Cart Pole Control
Example name | Cartpole ** |
Action space | Dict |
State space | Dict |
** stand for discrete, continuous.
This environment corresponds to the version of the cart-pole problem described by Barto, Sutton, and Anderson in “Neuronlike Adaptive Elements That Can Solve Difficult Learning Control Problem”. A pole is attached by an un-actuated joint to a cart, which moves along a frictionless track. The pendulum is placed upright on the cart and the goal is to balance the pole by applying forces in the left and right direction on the cart.
Constant | Type | Desc |
---|---|---|
GRAVITY | float32 | Force of gravity acting down |
FORCE_MAG | float32 | Force applied to the side of the cart (discrete version) |
FORCE_MAX | float32 | Maximum force applied to the side of the cart (continuous version) |
CART_MASS | float32 | Mass of the cart |
POLE_MASS | float32 | Mass of the pole |
POLE_LEN | float32 | Half of the pole length |
TIME_STEP | float32 | Seconds between state updates |
POS_LIMIT | float32 | Limit of cart position |
ANG_LIMIT | float32 | Limit of pole angle |
All of these can be read from the RDDLEnv interface and from the RDDL files.

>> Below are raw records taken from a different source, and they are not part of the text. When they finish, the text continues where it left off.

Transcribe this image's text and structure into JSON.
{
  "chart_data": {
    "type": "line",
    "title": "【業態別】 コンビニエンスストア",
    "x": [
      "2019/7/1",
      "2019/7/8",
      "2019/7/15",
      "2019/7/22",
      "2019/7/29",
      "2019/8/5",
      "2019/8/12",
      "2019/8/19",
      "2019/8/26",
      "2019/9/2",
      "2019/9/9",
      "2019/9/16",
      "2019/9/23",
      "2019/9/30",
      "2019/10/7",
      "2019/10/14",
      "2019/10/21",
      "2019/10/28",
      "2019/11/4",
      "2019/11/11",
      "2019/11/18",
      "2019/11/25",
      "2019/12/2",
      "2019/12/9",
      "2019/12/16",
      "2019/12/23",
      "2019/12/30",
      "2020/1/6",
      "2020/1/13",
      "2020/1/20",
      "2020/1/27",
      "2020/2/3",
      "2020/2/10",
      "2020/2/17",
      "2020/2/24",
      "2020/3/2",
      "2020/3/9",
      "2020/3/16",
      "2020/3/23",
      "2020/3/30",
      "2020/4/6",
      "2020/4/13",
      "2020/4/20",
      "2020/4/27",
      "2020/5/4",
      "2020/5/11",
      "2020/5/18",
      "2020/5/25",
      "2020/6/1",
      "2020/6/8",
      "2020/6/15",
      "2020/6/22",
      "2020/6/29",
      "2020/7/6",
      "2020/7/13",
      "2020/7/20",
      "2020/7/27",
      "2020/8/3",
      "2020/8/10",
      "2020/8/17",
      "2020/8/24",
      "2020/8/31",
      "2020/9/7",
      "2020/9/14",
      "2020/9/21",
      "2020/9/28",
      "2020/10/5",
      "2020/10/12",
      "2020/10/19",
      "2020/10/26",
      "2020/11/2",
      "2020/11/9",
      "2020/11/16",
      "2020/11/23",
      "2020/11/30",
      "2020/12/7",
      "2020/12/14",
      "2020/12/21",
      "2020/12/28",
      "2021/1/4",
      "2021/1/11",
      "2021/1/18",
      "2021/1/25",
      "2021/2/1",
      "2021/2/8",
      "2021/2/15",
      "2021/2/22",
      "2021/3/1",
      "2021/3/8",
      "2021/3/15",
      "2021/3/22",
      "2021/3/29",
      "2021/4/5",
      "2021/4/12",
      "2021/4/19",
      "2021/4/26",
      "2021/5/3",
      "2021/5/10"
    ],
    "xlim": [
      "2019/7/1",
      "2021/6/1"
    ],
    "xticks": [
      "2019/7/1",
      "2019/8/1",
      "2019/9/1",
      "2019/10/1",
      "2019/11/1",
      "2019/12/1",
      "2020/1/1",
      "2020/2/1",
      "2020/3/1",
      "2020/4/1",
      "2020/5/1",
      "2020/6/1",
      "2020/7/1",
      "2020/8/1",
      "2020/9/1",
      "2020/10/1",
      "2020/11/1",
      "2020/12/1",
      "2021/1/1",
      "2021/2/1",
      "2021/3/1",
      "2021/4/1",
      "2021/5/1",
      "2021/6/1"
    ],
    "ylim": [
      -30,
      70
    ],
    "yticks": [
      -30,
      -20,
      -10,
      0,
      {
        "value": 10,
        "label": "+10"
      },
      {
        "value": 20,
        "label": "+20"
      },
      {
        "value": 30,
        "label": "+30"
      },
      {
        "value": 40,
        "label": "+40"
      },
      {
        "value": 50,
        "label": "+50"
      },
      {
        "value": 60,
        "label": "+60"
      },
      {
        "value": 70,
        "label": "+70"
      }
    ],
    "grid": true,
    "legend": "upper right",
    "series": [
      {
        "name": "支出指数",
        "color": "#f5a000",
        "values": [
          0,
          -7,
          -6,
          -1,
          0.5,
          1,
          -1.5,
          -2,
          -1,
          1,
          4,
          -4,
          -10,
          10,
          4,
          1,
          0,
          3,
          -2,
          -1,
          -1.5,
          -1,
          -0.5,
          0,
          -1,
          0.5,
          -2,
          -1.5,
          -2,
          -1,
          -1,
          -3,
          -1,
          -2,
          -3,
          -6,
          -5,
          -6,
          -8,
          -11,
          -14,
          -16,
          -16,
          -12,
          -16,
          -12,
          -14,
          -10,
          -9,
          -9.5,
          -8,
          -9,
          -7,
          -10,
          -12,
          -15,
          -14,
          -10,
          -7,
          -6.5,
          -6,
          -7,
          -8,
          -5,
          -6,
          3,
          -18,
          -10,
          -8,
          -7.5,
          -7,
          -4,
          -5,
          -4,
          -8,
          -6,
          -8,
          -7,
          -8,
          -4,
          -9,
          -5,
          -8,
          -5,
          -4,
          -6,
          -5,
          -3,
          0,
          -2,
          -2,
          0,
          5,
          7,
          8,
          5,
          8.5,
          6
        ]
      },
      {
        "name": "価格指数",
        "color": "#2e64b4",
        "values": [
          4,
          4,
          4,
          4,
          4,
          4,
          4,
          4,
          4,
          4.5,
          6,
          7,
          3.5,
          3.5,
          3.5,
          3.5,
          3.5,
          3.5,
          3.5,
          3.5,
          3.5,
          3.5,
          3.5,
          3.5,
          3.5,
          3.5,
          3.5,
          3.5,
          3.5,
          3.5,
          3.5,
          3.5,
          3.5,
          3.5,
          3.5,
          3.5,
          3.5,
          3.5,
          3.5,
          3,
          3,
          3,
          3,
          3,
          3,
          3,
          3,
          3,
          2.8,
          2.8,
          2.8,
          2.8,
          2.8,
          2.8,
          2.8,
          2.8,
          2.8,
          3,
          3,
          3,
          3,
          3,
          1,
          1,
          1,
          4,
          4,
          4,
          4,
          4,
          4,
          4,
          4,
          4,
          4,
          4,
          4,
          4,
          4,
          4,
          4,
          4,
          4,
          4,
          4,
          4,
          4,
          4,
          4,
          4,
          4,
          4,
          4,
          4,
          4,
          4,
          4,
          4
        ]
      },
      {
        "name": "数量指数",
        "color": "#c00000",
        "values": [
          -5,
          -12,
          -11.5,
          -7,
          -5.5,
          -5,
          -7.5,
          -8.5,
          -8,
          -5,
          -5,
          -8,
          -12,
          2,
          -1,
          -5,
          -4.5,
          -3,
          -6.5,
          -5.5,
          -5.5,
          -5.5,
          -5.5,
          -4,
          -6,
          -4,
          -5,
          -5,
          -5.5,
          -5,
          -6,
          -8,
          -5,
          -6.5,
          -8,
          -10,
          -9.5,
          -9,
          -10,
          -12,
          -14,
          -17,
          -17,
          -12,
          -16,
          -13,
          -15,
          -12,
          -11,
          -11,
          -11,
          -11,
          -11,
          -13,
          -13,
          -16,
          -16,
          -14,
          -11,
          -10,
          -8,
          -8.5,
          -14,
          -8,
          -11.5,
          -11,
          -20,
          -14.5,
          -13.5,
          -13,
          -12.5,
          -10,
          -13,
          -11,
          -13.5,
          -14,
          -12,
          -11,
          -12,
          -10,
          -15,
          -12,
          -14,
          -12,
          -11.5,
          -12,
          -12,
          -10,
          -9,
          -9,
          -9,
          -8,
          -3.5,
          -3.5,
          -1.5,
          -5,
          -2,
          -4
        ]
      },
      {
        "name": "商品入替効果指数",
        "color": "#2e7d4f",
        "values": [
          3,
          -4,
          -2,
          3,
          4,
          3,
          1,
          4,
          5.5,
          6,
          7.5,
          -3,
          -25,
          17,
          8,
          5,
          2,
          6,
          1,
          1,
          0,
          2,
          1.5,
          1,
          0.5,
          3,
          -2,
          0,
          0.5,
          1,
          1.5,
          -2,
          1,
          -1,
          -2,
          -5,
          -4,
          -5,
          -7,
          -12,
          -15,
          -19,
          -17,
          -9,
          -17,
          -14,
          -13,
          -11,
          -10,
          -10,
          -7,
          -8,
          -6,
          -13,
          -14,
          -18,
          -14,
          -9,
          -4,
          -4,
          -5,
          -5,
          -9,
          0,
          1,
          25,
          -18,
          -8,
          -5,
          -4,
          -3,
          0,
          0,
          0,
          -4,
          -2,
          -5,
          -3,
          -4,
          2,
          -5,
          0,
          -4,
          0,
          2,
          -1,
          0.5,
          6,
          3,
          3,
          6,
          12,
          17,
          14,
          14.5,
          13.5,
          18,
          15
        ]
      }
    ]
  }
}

There is a single action taking {0,1} values, indicating if the cart should be pushed to the left or to the right.
Action | Type | Desc |
---|---|---|
force_side | Discrete(2) | whether to apply force to left, right side or none |
If force_side is 0 then the cart is pushed to the left with FORCE_MAG force
If force_side is 1 then the cart is pushed to the right with FORCE_MAG force
| Action | Type | Desc | |:———————|:—————–|:——————————————————-| | force_side | Box(1, -FORCE-MAX, FORCE-MAX) | force applied to the side of the cart |
Note: The velocity that is reduced or increased by the applied force is not fixed and it depends on the angle the pole is pointing. The center of gravity of the pole varies the amount of energy needed to move the cart underneath it
The state space represents the positions and velocities of all the drones in the problem, as well as the state of all the minearls in the domain. The location and harvesting regions of the minearls are not part of the state, but are available through the non fluents in the problem.
State | Type | Desc |
---|---|---|
pos | Box(1, -POS_LIMIT, POS_LIMIT, float32) | Cart position |
ang_pos | Box(1, -ANG_LIMIT, ANG_LIMIT, float32) | Pole angle |
vel | Box(1, -np.inf, np.inf, float32) | Cart velocity |
ang_vel | Box(1, -np.inf, np.inf, float32) | Pole angular velocity |
Note: The bounds above denote the possible values for the state space of each element. upon violation of one of these values the episode will continuo without change (the state will be frozen, and reward zero), for the remaining of th episode.
Since the goal is to keep the pole upright for as long as possible, a reward of +1 for every step taken, including the termination step, is allotted.